Say we have two functions $f(x)$ and $g(x)$ where $\frac{df(x)}{dx}=\frac{dg(x)}{dx}$. This surely means that we can write $f(x)=g(x)+C$. Now let's say we are graphing these two functions and we want to edit one of them, say $f(x)$ in such a way that the graph of $f(x)$ lies perfectly on the graph of $g(x)$. This would be possible to do by adding $C$ to $f(x)$ however only if $C$ is a rational constant; if it is an irrational constant then we would need to use infinitely many digits of $C$ to accomplish our goal since if we are using a finite number of digits of $C$ it would be possible to "zoom in" the graph and see that the two functions don't overlap. This is only the context from which the question I want to ask emerged.

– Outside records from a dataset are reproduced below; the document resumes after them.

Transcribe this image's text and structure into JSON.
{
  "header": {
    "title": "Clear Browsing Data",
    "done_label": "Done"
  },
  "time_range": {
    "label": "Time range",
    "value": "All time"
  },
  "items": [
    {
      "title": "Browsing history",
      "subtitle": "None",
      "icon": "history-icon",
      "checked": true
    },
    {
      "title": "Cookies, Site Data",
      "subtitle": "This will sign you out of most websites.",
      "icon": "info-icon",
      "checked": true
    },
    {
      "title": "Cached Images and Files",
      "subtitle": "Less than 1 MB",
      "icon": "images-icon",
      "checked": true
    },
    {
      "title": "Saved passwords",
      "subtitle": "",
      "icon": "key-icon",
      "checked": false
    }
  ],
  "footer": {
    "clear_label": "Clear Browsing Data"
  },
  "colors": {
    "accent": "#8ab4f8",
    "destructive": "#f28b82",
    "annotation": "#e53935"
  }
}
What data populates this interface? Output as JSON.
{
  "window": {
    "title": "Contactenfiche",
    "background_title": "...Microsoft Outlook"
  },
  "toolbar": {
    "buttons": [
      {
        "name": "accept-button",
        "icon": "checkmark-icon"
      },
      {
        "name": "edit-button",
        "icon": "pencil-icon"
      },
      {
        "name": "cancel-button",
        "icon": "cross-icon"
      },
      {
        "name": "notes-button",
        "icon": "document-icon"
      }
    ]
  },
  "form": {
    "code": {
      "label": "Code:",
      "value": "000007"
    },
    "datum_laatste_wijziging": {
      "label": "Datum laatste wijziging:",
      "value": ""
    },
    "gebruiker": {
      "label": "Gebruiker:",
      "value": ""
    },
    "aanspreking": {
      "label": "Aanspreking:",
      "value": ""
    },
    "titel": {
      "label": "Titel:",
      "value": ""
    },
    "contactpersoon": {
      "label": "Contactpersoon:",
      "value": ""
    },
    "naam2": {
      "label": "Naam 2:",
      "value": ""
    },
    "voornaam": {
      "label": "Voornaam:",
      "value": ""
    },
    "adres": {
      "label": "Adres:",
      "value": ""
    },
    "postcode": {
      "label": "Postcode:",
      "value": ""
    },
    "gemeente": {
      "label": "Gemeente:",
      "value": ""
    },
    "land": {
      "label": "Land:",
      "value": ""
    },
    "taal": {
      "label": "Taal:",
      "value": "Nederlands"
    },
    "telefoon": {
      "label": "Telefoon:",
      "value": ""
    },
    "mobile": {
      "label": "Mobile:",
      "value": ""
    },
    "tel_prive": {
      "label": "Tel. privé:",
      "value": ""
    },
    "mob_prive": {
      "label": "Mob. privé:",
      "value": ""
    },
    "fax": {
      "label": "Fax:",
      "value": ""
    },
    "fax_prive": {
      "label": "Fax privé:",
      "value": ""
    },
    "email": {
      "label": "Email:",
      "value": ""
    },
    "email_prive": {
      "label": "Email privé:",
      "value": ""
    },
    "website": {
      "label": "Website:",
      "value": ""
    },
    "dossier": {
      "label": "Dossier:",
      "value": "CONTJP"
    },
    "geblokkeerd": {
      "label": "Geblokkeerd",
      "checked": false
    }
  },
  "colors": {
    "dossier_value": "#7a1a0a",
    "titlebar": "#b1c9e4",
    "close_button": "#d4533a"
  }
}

What makes this constant irrational? Is the rationality/irrationality of the constant somehow dependent on the nature of the derivative of $f(x)$ and $g(x)$ ?
Let's think about the simplest possible case.
Let's suppose that $f'(x) = g'(x)$ for all $x$ but further, suppose that these are both equal to $0$. Then both $f$ and $g$ are constant functions.
So $f(x) = A$ and $g(x) = B$ for some $A$ and $B$, and we see that $$ f(x) = g(x) + C $$ for $C = A-B$.
You can imagine that you discover $f$ by integration, and I discover $g$ the same way. One possibility is that you find $A = 0$, and that I find $B = 1$. In this case, $C = -1$ is a rational.
But another possibility is that you come up with $A = \pi$ and I come up with $B = 2$, in which case $C = \pi - 2$, which is irrational.
There's nothing in the nature of the derivative -- the constant function $0$ -- that says anything about what the values $A$ and $B$ can be (indeed, any real number is a possible value).